Ayoub R, Page S T, Swerdloff R S, Liu P Y, Amory J K, Leung A, Hull L, Blithe D, Christy A, Chao J H, Bremner W J, Wang C
Department of Medicine, Division of Endocrinology, Harbor-UCLA Medical Center and Los Angeles Biomedical Research Institute, Torrance, CA, USA.
Department of Medicine, University of Washington, Seattle, WA, USA.
Andrology. 2017 Mar;5(2):278-285. doi: 10.1111/andr.12303. Epub 2016 Dec 1.
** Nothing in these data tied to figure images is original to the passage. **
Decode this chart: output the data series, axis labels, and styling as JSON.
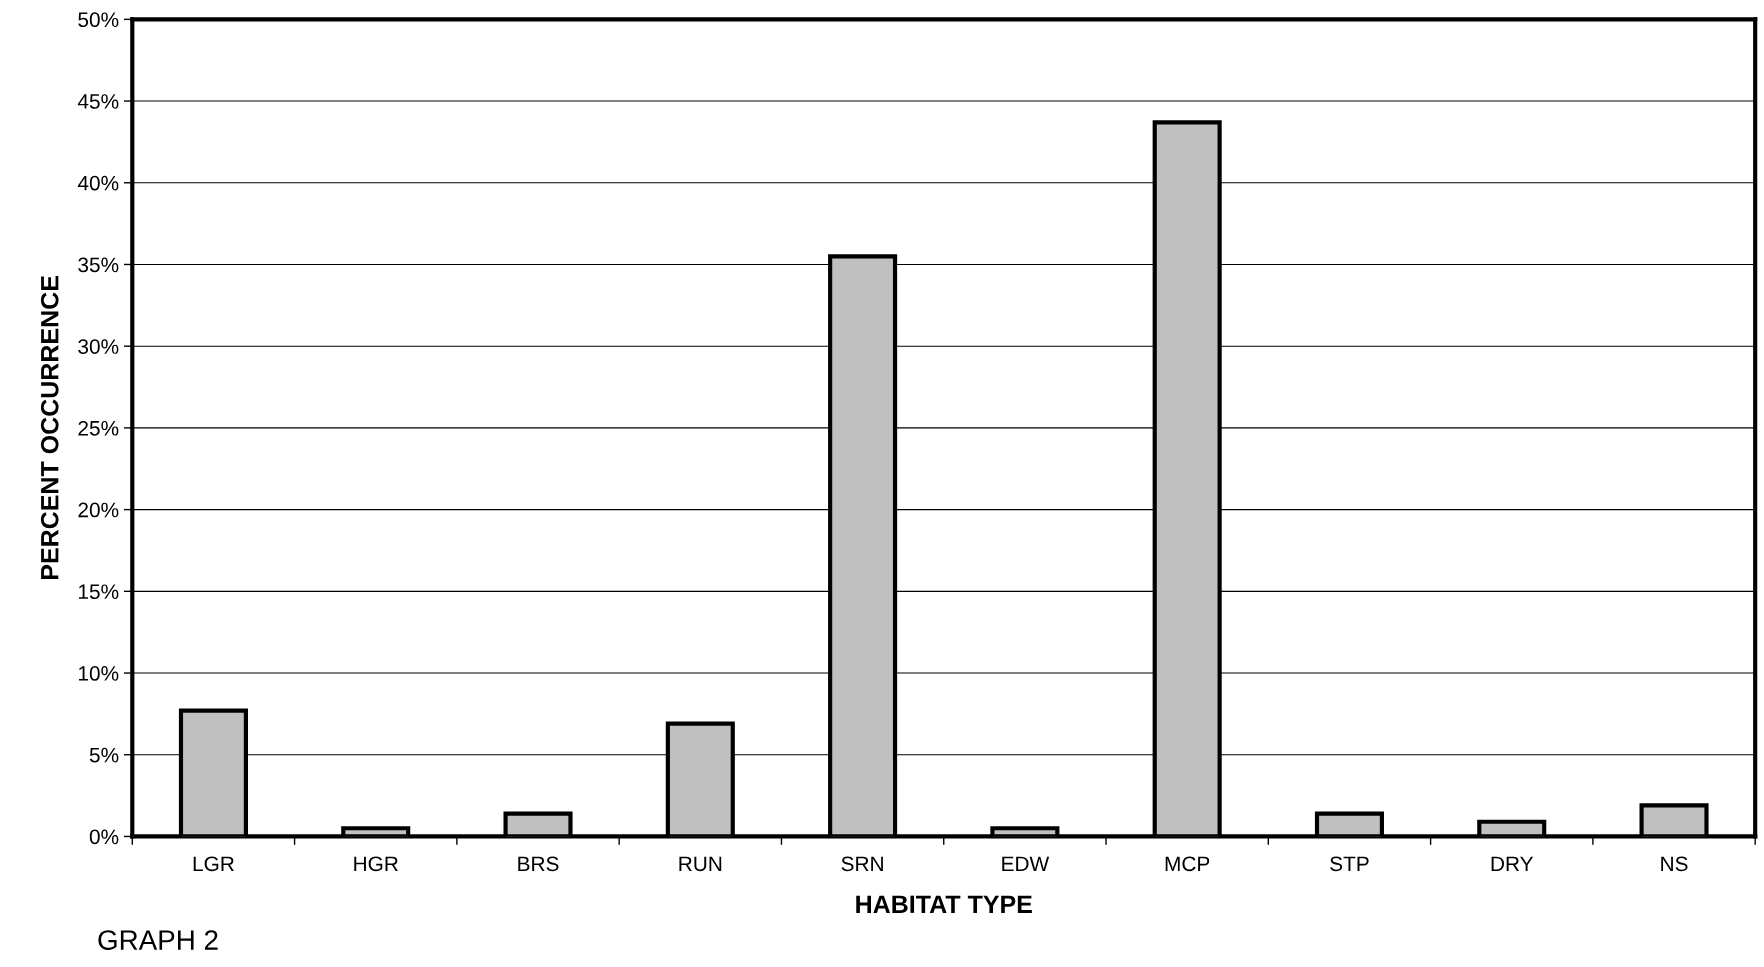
{
  "chart_data": {
    "type": "bar",
    "xlabel": "HABITAT TYPE",
    "ylabel": "PERCENT OCCURRENCE",
    "categories": [
      "LGR",
      "HGR",
      "BRS",
      "RUN",
      "SRN",
      "EDW",
      "MCP",
      "STP",
      "DRY",
      "NS"
    ],
    "values": [
      7.7,
      0.5,
      1.4,
      6.9,
      35.5,
      0.5,
      43.7,
      1.4,
      0.9,
      1.9
    ],
    "color": "#c0c0c0",
    "ylim": [
      0,
      50
    ],
    "yticks": [
      {
        "value": 0,
        "label": "0%"
      },
      {
        "value": 5,
        "label": "5%"
      },
      {
        "value": 10,
        "label": "10%"
      },
      {
        "value": 15,
        "label": "15%"
      },
      {
        "value": 20,
        "label": "20%"
      },
      {
        "value": 25,
        "label": "25%"
      },
      {
        "value": 30,
        "label": "30%"
      },
      {
        "value": 35,
        "label": "35%"
      },
      {
        "value": 40,
        "label": "40%"
      },
      {
        "value": 45,
        "label": "45%"
      },
      {
        "value": 50,
        "label": "50%"
      }
    ],
    "grid": "y",
    "legend": false,
    "annotations": [
      "GRAPH 2"
    ]
  }
}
Dimethandrolone (DMA, 7α,11β-dimethyl-19-nortestosterone) has both androgenic and progestational activities, ideal properties for a male hormonal contraceptive. In vivo, dimethandrolone undecanoate (DMAU) is hydrolyzed to DMA. We showed previously that single oral doses of DMAU powder in capsule taken with food are well tolerated and effective at suppressing both LH and testosterone (T), but absorption was low. We compared the pharmacokinetics and pharmacodynamics of two new formulations of DMAU, in castor oil and in self-emulsifying drug delivery systems (SEDDS), with the previously tested powder formulation. DMAU was dosed orally in healthy adult male volunteers at two academic medical centers. For each formulation tested in this double-blind, placebo-controlled study, 10 men received single, escalating, oral doses of DMAU (100, 200, and 400 mg) and two subjects received placebo. All doses were evaluated for both fasting and with a high fat meal. All three formulations were well tolerated without clinically significant changes in vital signs, blood counts, or serum chemistries. For all formulations, DMA and DMAU showed higher maximum (p < 0.007) and average concentrations (p < 0.002) at the 400 mg dose, compared with the 200 mg dose. The powder formulation resulted in a lower conversion of DMAU to DMA (p = 0.027) compared with both castor oil and SEDDS formulations. DMAU in SEDDS given fasting resulted in higher serum DMA and DMAU concentrations compared to the other two formulations. Serum LH and sex hormone concentrations were suppressed by all formulations of 200 and 400 mg DMAU when administered with food, but only the SEDDS formulation was effectively suppressed serum T when given fasting. We conclude that while all three formulations of oral DMAU are effective and well tolerated when administered with food, DMAU in oil and SEDDS increased conversion to DMA, and SEDDS may have some effectiveness when given fasting. These properties might be advantageous for the application of DMAU as a male contraceptive.
二甲双氢睾酮(DMA,7α,11β - 二甲基 - 19 - 去甲睾酮)具有雄激素和孕激素活性,是男性激素避孕药的理想特性。在体内,十一酸二甲双氢睾酮(DMAU)会水解为DMA。我们之前表明,与食物一起服用的胶囊形式的单剂量口服DMAU粉末耐受性良好,且在抑制促黄体生成素(LH)和睾酮(T)方面有效,但吸收较低。我们将两种新的DMAU制剂(蓖麻油制剂和自乳化药物递送系统(SEDDS)制剂)的药代动力学和药效学与之前测试的粉末制剂进行了比较。在两个学术医疗中心,对健康成年男性志愿者口服给予DMAU。在这项双盲、安慰剂对照研究中,对于每种测试制剂,10名男性接受单剂量、递增的口服DMAU(100、200和400毫克),两名受试者接受安慰剂。所有剂量均在空腹和高脂餐后进行评估。所有三种制剂耐受性良好,生命体征、血细胞计数或血清化学指标均无临床显著变化。对于所有制剂,与200毫克剂量相比,400毫克剂量的DMA和DMAU显示出更高的最大浓度(p < 0.007)和平均浓度(p < 0.002)。与蓖麻油制剂和SEDDS制剂相比,粉末制剂导致DMAU向DMA的转化率较低(p = 0.027)。空腹服用时,SEDDS中的DMAU导致血清DMA和DMAU浓度高于其他两种制剂。与食物一起服用时,所有200毫克和400毫克DMAU制剂均能抑制血清LH和性激素浓度,但只有SEDDS制剂在空腹服用时能有效抑制血清T。我们得出结论,虽然口服DMAU的所有三种制剂与食物一起服用时均有效且耐受性良好,但油剂和SEDDS中的DMAU增加了向DMA的转化,并且SEDDS在空腹服用时可能具有一定效果。这些特性可能有利于DMAU作为男性避孕药的应用。